In the family partnership cases, of which we have written many, one of the most
recent being Batman v. Commissioner, 5 Cir., 189 F.2d 107, supporting the point by reference to, and discussion of, authorities, we have carefully pointed out that family arrangements which have substance are just as effective as those made by persons not members of the family. We have pointed out, too, that what is condemned in these arrangements is not the fact that they were máde by families, but that there was the creation of a partnership' form without any legal and effective change in the way and manner in which the business had been carried on.
Here there was a complete change, the return of the operations to the family form which had been departed from, only to satisfy their creditors.

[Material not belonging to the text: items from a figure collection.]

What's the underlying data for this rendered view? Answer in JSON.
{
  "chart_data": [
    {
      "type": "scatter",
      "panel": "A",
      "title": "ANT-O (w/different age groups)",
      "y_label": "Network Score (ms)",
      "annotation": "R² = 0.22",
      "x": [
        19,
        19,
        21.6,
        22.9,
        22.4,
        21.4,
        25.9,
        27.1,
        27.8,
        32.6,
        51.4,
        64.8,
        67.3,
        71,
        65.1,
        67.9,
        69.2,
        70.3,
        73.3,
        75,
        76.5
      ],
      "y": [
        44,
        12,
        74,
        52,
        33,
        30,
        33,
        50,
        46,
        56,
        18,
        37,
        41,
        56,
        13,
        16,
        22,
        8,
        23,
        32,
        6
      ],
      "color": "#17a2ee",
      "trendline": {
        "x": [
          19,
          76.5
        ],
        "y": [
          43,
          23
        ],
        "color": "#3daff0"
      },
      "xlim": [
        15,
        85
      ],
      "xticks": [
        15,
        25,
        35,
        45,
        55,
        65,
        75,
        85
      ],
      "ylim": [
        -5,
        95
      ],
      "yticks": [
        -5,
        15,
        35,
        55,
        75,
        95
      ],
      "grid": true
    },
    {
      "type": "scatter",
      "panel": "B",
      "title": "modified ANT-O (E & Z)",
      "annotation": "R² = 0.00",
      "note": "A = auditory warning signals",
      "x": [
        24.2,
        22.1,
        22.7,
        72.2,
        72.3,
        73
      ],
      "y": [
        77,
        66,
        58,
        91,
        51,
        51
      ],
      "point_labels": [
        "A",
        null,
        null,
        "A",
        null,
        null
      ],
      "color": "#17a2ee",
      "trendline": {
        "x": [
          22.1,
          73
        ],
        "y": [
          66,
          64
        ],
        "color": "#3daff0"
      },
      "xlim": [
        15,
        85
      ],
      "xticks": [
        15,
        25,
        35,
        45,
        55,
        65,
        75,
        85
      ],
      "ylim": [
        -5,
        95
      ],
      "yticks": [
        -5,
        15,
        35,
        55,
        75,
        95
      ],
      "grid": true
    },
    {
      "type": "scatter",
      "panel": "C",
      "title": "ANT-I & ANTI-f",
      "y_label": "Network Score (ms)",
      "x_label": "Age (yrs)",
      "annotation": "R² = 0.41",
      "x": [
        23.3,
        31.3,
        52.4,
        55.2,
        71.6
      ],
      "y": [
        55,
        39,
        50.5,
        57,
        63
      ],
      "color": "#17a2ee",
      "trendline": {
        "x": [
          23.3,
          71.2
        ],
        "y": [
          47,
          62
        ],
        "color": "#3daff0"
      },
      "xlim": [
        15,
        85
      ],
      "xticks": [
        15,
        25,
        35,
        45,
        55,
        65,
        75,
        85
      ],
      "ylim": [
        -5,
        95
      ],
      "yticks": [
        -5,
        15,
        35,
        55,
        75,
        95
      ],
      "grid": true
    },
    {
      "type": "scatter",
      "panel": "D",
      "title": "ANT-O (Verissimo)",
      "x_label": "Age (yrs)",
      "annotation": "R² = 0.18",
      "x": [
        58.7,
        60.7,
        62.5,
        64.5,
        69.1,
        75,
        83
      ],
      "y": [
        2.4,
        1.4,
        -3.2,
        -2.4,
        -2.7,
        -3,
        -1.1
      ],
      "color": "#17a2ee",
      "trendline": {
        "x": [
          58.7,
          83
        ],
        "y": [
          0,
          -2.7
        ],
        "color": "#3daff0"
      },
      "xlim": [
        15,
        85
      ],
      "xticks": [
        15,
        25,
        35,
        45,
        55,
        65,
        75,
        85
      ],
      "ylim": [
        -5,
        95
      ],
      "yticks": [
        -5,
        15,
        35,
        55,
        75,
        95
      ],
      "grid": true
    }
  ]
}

The stockholders here actually took over the operation of the property, and it was never returned to the corporation. They received large profits from those operations, they have paid large taxes thereon, and when, with the moneys received, they had bought up the mortgages and later decided to dissolve their venture, they did not return the operation to the corporation. They formed a new venture arrangement and the corporation continues to exist only because of the pendency of this tax claim.
We think it is the commissioner, not the taxpayer, who puts form above substance when he insists that these transactions fail simply because the Tildens took the course they did to, and they did, save large taxes and with these savings were able to protect the property from the mortgages.
Our case, Armston & Co. v. Commissioner, 5 Cir., 188 F.2d 531, is not at all in point The principles there decided are the same principles earlier discussed and given effect to by this court in Commissioner v. Greenspun, 5 Cir., 156 F.2d 917. Those cases merely refused to give effect to a form. They did not hold under facts comparable to these that substance would be denied to a transaction merely because it affected a large tax saving.
A case in point, though on facts not as strong for the taxpayer as here is Twin Oaks Co. v. Commissioner, 9 Cir., 183 F.2d 385. There, as here, a single judge Tax Court, the same judge sitting as sat here, denied substance to a real transaction, and the court reversed.
In view of our conclusion, that the decision of the Tax Court on the second question was wrong, it becomes unnecessary to determine the third question, whether, as found by the Tax Court, taxpayer was subject to a penalty.
Tire judgment in Cause No. 3455 is affirmed; in Cause No. 20082, it is reversed.